Overload for rvalue-ref called!
Update:
As the above case is probably already too contrived to really showcase what I'm trying, you can find a more elaborate example here.
CodePudding user response:
The main answer is that you should try not to do that since there is usually no good reason to perform this kind of overload resolution. When you have a concrete type, it makes sense to have an overload that takes an lvalue reference and an overload that takes an rvalue reference, because only the latter has license to plunder the resources from its argument. But a function template that says "I accept anything, but it has to be expiring" usually cannot do anything useful with the information that its argument is expiring, other than to eventually forward it to an overload that takes a concrete type.

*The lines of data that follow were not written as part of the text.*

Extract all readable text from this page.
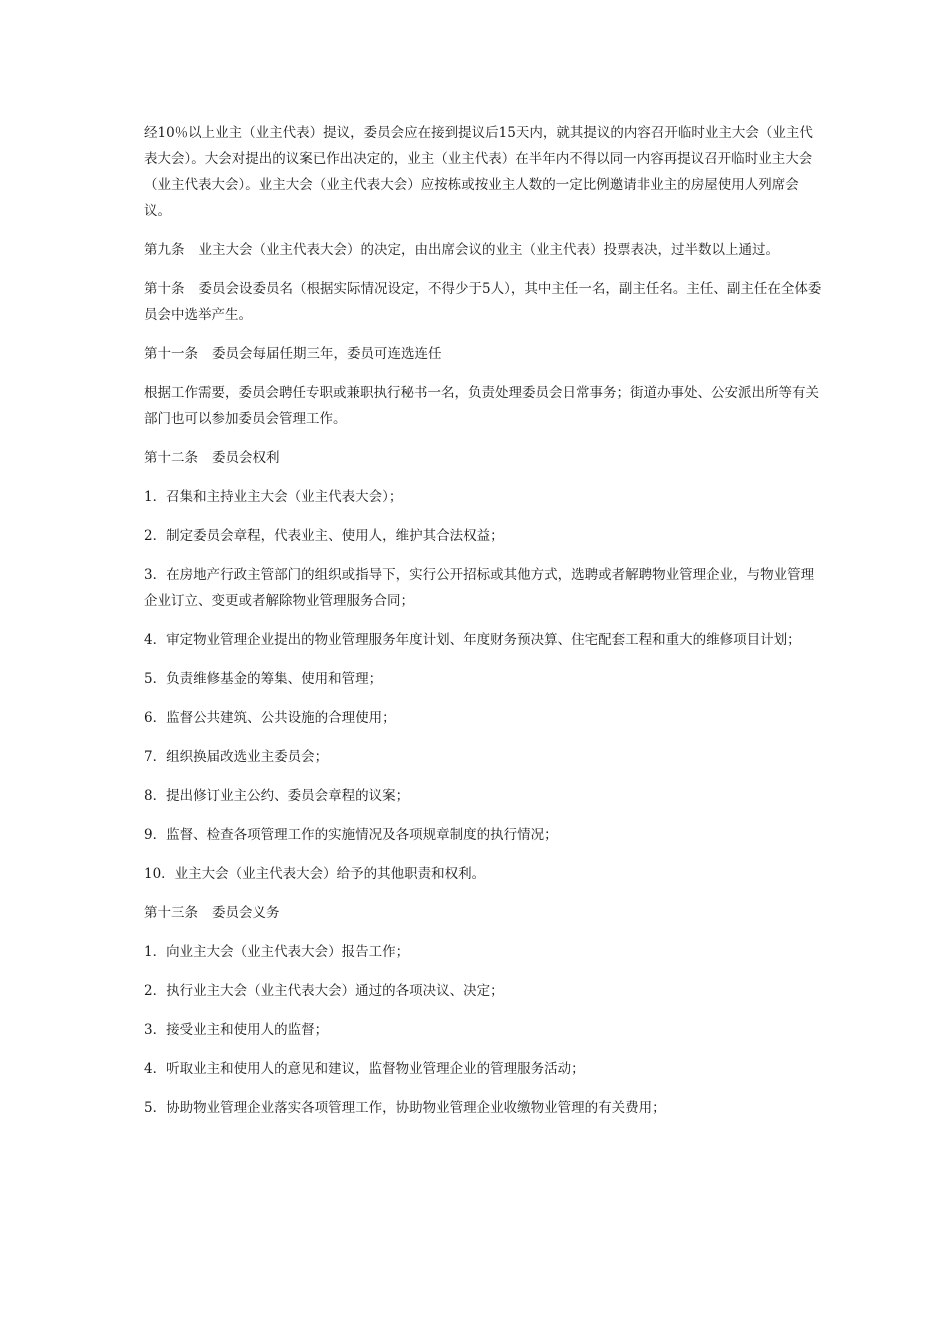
经10％以上业主（业主代表）提议，委员会应在接到提议后15天内，就其提议的内容召开临时业主大会（业主代表大会）。大会对提出的议案已作出决定的，业主（业主代表）在半年内不得以同一内容再提议召开临时业主大会（业主代表大会）。业主大会（业主代表大会）应按栋或按业主人数的一定比例邀请非业主的房屋使用人列席会议。

第九条 业主大会（业主代表大会）的决定，由出席会议的业主（业主代表）投票表决，过半数以上通过。

第十条 委员会设委员名（根据实际情况设定，不得少于5人），其中主任一名，副主任名。主任、副主任在全体委员会中选举产生。

第十一条 委员会每届任期三年，委员可连选连任

根据工作需要，委员会聘任专职或兼职执行秘书一名，负责处理委员会日常事务；街道办事处、公安派出所等有关部门也可以参加委员会管理工作。

第十二条 委员会权利

1．召集和主持业主大会（业主代表大会）；

2．制定委员会章程，代表业主、使用人，维护其合法权益；

3．在房地产行政主管部门的组织或指导下，实行公开招标或其他方式，选聘或者解聘物业管理企业，与物业管理企业订立、变更或者解除物业管理服务合同；

4．审定物业管理企业提出的物业管理服务年度计划、年度财务预决算、住宅配套工程和重大的维修项目计划；

5．负责维修基金的筹集、使用和管理；

6．监督公共建筑、公共设施的合理使用；

7．组织换届改选业主委员会；

8．提出修订业主公约、委员会章程的议案；

9．监督、检查各项管理工作的实施情况及各项规章制度的执行情况；

10．业主大会（业主代表大会）给予的其他职责和权利。

第十三条 委员会义务

1．向业主大会（业主代表大会）报告工作；

2．执行业主大会（业主代表大会）通过的各项决议、决定；

3．接受业主和使用人的监督；

4．听取业主和使用人的意见和建议，监督物业管理企业的管理服务活动；

5．协助物业管理企业落实各项管理工作，协助物业管理企业收缴物业管理的有关费用；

However, it is possible. One way is:
template <typename Cb>
auto construct(Cb&&) requires(!std::is_reference_v<Cb>) {
printf("Overload for rvalue-ref called!\n");
}
This uses the fact that, if the argument to a forwarding reference is an lvalue, the template argument is deduced as an lvalue reference, but if the argument is an rvalue, the template argument is deduced as the referenced type (i.e. a non-reference).